By this time, he had established a reputation as a start-up specialist. This was attractive to General Video Corporation. They were doing about $2 million in sales using a couple of guys on the phone, and brought him in to expand the business. By the end of the first year, sales had doubled to $4 million and by the next year, hit $16 million.

After the contract expired, Bright was in the job market again. He yearned for the days when he could use his relationship marketing skills, and missed working with the dealer channel he had amassed in years past.

He was considering a job with a huge corporation, but long commutes and starting in middle management left him with an empty feeling. Then, seemingly out of the blue, Kramer happened.

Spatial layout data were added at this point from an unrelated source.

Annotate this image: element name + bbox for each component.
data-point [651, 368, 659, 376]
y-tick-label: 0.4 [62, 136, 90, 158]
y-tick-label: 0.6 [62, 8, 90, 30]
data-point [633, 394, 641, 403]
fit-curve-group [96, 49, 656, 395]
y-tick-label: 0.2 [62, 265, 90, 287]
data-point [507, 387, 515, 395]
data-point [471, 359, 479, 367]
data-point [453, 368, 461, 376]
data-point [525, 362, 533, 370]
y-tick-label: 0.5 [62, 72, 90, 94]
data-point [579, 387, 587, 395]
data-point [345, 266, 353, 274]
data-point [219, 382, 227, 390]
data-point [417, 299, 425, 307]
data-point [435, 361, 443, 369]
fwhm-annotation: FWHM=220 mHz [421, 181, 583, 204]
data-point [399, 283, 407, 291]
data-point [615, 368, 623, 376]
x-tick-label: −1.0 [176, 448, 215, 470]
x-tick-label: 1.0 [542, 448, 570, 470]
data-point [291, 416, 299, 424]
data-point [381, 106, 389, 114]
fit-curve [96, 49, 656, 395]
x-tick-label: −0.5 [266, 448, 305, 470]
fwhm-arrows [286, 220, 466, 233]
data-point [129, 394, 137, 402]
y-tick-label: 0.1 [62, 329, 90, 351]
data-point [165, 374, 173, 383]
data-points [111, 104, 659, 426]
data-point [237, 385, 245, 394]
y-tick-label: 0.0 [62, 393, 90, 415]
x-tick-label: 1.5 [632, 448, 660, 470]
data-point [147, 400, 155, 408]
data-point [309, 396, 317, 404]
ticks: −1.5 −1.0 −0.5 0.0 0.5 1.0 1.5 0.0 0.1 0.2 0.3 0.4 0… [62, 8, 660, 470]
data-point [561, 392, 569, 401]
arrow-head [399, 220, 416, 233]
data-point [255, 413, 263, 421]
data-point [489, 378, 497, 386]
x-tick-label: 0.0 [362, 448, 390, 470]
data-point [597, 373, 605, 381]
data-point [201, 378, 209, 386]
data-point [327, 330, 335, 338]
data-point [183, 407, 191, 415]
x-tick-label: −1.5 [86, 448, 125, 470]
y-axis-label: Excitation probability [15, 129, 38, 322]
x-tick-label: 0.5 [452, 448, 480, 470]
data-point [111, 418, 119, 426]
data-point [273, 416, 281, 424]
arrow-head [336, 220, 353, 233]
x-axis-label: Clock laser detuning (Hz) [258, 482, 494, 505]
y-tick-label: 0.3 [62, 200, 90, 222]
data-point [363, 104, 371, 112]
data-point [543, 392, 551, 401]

“I actually wasn’t interested,” remembers Bright. A friend who was doing advertising work for the company recommended Bright when Kramer decided to grow the U.S. operation. Kramer had been doing business for 15 years, selling through catalog houses, and sales had stagnated. 

“But I went ahead and did my due diligence,” says Bright. “I learned that the prices were good, but there was no brand recognition. And it didn’t offer the security of a big company. But the owners of Kramer convinced me to fly over to Israel for a weekend and they made it clear that if I joined, they would give me, within reason, complete latitude to build the company the way I wanted to. By then, I knew that not only were the prices good, so was the quality. That was on their side. The lack of brand and sales was simply a marketing and sales job. I could certainly do that. I accepted on those terms and here we are, nine years later.” 

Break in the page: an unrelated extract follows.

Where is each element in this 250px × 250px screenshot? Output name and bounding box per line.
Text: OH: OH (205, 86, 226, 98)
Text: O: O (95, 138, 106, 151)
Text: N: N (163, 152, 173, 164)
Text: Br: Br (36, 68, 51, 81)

Bright became the first U.S. employee at Kramer. He had 100 products to work with, 80 of which were current, and most the result of Dr. Kramer, a chemist, building products in his garage. Today, Kramer Electronics has more than 600 products, and the U.S. division has never experienced less than 25 percent growth. Bright says the factory and management certainly kept up their part of the bargain with new products and technologies – these days to the tune of 100 new products a year. Bright also says that unlike many other companies, Kramer can bring a product to market in three to four months, and every product still has Dr. Kramer’s direct involvement. Dr. Kramer, being the ultimate risk-taker, isn’t afraid to try new ways of engineering products at the requests of OEMs or dealers, so the result is often an entirely new technology, to Bright’s great delight.

“It’s an adventure! The biggest challenge remains going to battle against 300-pound gorillas that I compete with, but we’ve used the same formula – putting the dealer first, relationship selling, and putting out good products,” says Bright.

He says one of his favorite things about the company is the way Kramer retains the small company feel, despite being one of the fastest growing companies in the industry. 

“And one of the best things is that I was able to bring back some of the talented people who have worked with me in the past,” says Bright. “Alan Richards started as a young kid with me, Clint Hoffman was a sales manager at VCA and came with me to Mitsubishi, and Paul Bogan has been with me through three companies.” 

Now empty nesters, with son Zachary studying sports management and daughter Casey studying mass communications, Bright and his wife of 31 years, Debbie, are enjoying travel whenever they can. Adventures have included whale watching, swimming with dolphins, a 26- mile ride down a Hawaiian volcano, ziplining over rain forests, and a cross-country train excursion. They also managed a vacation to California with the entire family for their 30th wedding anniversary, anticipating that it could be the last time they could all take a vacation together since the kids are approaching college graduations.

“Most rewarding by far is raising a good family,” he says. “A close second is the feeling of accomplishment when you put a team of people together to start something new, like the people I have here who have worked with me before, and watch that team grow together, see their families expand, their kids growing taller – seeing all this happen that didn’t exist before.”